Dla niekumających - najwyższą zanotowaną temperaturą w historii jest 57 stopni.
Muszę cię zawieść... Generalnie twoja dedukcja zatrzymała się na tym, że odnotowano taką temperaturę, a nie bierzesz pod uwagę, że tą temperaturę zanotowano na powietrzu- nie na planie filmowym, który w każdy inny sposób w warunkach w jakich go kręcono mógł się nagrzać chociażby do 80st. Pozdrawiam.
Wg twojego myślenia w każdym filmie, w którym występują jakieś eksplozje można napisać "kręcono w ekstremalnych warunkach". Tak samo, o "Shine a Light" gdzie podczas jednego ujęcia na scenie panowała temperatura, w której Mick Jagger mógł się usmażyć. Warunki podczas kręcenia Faraona na pewno nie były łatwe, ale z tą temperaturą przesadzili. Chyba, że mieli jakieś stalowe konstrukcje nagrzewające się do iluś tam stopni.
Nie wiem skąd macie te informacje, film został nakręcony na pustyni Błędowskiej między Dąbrową Górniczą a Kluczami, w tamtych latach był to jeszcze kawał piachów, nie sądzę aby temperatura przekraczała trzydzieści parę stopni :)
Te piramidy to też nasze? :)
A wracając do filmu - w ogólnym rozrachunku nie powalił mnie na kolana, ale za to był i jest estetyczną ucztą dla oczu. Ta symetria, ascetyzm scen... Mniami.

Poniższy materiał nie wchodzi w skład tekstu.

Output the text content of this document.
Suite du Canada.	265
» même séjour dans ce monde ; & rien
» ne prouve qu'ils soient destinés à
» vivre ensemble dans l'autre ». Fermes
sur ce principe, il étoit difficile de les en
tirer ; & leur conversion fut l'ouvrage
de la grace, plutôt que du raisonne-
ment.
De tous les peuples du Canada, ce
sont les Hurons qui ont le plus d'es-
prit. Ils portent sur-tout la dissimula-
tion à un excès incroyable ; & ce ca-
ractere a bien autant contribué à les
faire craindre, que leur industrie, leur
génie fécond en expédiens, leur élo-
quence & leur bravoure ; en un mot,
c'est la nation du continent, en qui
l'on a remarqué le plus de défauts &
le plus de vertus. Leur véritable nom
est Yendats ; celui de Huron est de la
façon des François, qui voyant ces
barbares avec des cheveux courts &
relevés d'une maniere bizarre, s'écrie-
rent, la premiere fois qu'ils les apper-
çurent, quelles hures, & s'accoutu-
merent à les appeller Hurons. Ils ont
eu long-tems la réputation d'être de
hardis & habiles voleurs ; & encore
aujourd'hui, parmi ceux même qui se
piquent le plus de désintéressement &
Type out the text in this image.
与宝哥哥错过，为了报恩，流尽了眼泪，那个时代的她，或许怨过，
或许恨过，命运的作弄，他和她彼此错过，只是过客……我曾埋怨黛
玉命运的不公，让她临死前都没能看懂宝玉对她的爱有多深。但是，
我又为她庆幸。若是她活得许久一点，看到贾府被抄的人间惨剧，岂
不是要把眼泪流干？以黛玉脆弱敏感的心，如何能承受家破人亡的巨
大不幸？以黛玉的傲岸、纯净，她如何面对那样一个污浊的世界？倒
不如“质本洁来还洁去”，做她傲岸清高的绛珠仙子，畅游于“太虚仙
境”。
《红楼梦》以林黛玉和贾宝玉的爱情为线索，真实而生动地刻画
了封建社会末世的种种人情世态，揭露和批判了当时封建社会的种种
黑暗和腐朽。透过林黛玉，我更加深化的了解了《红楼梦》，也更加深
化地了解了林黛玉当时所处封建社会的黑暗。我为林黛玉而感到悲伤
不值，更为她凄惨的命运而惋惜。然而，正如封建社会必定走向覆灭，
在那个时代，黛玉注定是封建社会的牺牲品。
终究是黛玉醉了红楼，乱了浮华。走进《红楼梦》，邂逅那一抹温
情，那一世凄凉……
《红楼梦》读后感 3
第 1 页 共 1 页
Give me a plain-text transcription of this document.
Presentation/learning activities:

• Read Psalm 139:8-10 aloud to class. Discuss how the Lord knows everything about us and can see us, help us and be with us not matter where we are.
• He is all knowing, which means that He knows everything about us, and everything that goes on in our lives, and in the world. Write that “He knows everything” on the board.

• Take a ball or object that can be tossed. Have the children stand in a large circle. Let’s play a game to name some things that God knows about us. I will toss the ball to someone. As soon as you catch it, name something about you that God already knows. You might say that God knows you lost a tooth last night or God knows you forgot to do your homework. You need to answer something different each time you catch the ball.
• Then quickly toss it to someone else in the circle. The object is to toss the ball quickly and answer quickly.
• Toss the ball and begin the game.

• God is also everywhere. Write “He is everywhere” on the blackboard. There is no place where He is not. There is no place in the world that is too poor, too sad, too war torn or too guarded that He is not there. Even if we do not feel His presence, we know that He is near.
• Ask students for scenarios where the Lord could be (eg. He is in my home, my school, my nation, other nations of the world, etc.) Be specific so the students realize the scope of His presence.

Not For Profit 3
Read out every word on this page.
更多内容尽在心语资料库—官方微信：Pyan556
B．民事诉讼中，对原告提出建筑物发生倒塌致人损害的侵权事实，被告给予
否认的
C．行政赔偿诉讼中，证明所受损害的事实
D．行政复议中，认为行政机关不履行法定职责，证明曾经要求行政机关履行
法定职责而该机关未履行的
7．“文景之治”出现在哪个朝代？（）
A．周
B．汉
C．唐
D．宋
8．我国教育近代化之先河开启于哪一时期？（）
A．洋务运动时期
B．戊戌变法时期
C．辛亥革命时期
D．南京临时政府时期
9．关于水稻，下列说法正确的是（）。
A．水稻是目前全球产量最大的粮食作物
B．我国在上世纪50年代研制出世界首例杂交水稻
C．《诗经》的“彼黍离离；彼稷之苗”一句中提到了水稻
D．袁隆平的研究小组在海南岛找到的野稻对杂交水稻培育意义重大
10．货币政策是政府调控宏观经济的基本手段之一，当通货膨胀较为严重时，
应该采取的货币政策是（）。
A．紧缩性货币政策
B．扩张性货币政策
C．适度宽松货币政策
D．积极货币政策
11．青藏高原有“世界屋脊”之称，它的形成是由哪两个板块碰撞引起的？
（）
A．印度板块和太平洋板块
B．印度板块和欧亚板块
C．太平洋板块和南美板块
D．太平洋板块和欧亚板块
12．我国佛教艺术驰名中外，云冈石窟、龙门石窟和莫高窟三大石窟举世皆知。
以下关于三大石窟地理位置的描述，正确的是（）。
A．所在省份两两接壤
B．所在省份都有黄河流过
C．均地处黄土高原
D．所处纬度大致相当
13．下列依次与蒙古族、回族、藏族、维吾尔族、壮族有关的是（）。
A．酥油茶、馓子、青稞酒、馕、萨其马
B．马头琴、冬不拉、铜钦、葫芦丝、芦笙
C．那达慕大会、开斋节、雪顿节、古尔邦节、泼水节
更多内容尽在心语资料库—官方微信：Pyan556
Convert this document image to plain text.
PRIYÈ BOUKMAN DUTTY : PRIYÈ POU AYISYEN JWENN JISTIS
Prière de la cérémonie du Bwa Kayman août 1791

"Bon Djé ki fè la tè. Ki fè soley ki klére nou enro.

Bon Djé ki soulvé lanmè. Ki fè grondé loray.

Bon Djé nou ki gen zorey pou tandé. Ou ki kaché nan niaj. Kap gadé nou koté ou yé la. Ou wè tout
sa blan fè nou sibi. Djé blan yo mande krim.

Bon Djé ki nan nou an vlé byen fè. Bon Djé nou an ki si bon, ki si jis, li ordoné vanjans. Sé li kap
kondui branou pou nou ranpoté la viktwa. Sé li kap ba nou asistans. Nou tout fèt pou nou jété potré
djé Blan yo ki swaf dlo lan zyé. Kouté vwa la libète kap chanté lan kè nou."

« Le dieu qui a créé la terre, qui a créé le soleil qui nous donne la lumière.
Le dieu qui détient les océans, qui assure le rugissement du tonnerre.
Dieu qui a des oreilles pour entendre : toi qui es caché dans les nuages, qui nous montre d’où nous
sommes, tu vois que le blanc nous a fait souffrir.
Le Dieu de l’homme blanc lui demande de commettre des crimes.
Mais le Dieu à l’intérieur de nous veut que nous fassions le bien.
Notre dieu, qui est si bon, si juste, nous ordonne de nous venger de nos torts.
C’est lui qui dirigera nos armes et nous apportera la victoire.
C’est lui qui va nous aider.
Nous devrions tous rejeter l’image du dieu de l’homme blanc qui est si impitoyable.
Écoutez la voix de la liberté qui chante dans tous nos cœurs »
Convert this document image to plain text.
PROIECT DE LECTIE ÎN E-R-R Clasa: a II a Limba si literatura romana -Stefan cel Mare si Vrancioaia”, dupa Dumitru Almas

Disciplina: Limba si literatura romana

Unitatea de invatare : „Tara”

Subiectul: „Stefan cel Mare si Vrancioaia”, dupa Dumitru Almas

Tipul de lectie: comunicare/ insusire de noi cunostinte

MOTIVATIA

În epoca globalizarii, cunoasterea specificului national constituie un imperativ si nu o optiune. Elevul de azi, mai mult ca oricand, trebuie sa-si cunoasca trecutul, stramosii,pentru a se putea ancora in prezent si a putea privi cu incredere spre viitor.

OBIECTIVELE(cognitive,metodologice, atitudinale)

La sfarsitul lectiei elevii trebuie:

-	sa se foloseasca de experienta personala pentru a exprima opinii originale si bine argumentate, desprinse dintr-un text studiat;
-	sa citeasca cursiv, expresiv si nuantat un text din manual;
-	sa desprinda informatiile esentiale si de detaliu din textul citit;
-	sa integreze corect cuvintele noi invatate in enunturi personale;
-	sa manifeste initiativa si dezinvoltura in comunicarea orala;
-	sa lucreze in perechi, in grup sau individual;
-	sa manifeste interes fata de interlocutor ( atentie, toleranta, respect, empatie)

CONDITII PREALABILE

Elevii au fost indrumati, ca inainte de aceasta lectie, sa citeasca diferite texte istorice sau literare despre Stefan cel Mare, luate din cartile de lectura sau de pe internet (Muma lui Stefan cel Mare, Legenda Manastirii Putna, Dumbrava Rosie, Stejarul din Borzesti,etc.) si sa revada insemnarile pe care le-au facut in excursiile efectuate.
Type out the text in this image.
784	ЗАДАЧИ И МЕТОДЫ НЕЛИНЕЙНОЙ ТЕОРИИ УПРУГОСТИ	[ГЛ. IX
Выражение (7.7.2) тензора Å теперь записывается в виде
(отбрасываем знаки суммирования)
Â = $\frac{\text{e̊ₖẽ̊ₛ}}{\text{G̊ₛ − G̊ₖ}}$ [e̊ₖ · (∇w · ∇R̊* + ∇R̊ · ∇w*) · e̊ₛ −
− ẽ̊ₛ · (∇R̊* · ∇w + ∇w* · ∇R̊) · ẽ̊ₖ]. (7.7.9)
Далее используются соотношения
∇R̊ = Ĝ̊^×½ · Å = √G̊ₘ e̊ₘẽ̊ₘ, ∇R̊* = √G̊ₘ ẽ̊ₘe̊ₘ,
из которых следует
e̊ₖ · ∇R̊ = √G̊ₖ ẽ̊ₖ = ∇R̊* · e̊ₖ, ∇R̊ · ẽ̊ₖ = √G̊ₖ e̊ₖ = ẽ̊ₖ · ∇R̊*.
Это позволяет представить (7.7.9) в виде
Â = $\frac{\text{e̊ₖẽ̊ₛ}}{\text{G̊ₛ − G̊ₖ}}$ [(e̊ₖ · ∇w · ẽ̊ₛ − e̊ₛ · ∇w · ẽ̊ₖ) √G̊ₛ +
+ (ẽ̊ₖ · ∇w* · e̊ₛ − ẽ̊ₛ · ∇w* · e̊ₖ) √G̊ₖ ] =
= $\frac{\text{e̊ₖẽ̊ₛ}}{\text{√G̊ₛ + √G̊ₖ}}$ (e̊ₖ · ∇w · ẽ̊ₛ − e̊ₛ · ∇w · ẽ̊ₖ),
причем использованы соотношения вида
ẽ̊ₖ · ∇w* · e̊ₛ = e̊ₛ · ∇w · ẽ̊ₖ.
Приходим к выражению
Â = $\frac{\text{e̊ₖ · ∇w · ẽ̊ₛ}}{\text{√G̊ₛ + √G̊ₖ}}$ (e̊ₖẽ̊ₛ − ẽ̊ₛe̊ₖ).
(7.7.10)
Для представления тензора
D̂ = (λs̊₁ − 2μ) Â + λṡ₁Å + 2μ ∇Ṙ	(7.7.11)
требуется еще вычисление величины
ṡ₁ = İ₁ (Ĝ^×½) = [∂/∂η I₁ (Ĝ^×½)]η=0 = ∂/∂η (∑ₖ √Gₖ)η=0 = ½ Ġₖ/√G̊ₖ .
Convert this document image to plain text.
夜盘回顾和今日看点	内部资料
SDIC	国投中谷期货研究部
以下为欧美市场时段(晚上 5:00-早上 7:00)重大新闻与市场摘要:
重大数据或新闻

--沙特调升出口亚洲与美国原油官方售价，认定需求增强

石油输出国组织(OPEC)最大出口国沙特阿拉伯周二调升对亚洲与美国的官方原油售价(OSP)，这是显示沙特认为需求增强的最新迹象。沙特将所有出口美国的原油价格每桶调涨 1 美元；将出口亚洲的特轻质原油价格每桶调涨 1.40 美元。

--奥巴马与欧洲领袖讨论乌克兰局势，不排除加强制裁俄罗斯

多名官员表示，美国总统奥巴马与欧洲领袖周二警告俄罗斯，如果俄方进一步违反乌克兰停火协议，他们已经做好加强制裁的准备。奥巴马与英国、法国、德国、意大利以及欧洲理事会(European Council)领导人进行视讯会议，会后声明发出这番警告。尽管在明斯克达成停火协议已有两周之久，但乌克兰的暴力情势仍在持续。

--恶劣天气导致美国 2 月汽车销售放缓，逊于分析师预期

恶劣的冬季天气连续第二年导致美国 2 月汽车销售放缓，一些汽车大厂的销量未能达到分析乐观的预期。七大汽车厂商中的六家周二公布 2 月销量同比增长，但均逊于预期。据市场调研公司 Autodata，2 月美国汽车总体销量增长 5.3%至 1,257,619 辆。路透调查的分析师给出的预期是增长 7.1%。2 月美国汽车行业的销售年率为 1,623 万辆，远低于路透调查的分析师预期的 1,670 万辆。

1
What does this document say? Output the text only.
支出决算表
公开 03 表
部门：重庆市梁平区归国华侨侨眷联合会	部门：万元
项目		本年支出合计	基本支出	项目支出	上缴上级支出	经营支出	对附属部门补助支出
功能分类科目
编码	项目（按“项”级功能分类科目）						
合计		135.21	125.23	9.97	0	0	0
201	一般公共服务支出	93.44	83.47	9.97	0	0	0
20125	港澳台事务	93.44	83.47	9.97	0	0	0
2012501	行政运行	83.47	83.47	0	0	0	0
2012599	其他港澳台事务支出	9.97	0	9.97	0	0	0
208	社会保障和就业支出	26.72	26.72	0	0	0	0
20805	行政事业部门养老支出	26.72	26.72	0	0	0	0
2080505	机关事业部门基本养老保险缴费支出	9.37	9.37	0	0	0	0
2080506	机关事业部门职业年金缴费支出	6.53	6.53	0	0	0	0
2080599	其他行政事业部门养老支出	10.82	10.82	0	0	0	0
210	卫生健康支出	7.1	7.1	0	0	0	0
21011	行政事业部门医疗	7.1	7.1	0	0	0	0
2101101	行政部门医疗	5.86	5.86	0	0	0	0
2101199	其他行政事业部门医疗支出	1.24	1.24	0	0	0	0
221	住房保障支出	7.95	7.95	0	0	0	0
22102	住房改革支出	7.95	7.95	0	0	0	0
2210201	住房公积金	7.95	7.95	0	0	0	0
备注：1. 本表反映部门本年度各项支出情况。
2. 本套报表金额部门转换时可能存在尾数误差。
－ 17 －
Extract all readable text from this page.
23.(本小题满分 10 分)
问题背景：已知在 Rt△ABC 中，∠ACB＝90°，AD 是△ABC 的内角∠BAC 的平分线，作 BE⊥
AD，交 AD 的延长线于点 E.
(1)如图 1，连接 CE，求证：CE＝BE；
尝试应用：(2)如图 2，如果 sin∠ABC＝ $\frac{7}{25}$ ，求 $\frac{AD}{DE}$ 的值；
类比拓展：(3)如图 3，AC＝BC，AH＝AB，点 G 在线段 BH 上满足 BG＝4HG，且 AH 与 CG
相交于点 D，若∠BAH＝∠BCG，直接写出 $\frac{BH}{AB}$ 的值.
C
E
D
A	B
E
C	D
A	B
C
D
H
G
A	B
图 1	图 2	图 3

Zdjęcia plenerowe kręcono w Uzbekistanie - tak przynajmniej podaje filmpolski.pl i książka z kolekcji "Mistrzowie polskiego kina" poświęcona "Faraonowi", która cytuje archiwalny numer magazynu "Kino" (1966, nr 4). Na filmpolski.pl też jest informacja o 60 stopniach, prawdopodobnie chodzi o temperaturę odczuwalną (podaje też temperaturę piasku przekraczającą 80 st.). Nie wiem skąd masz informacje o pustyni Błędowskiej, ale ona chyba nie leży w Uzbekistanie.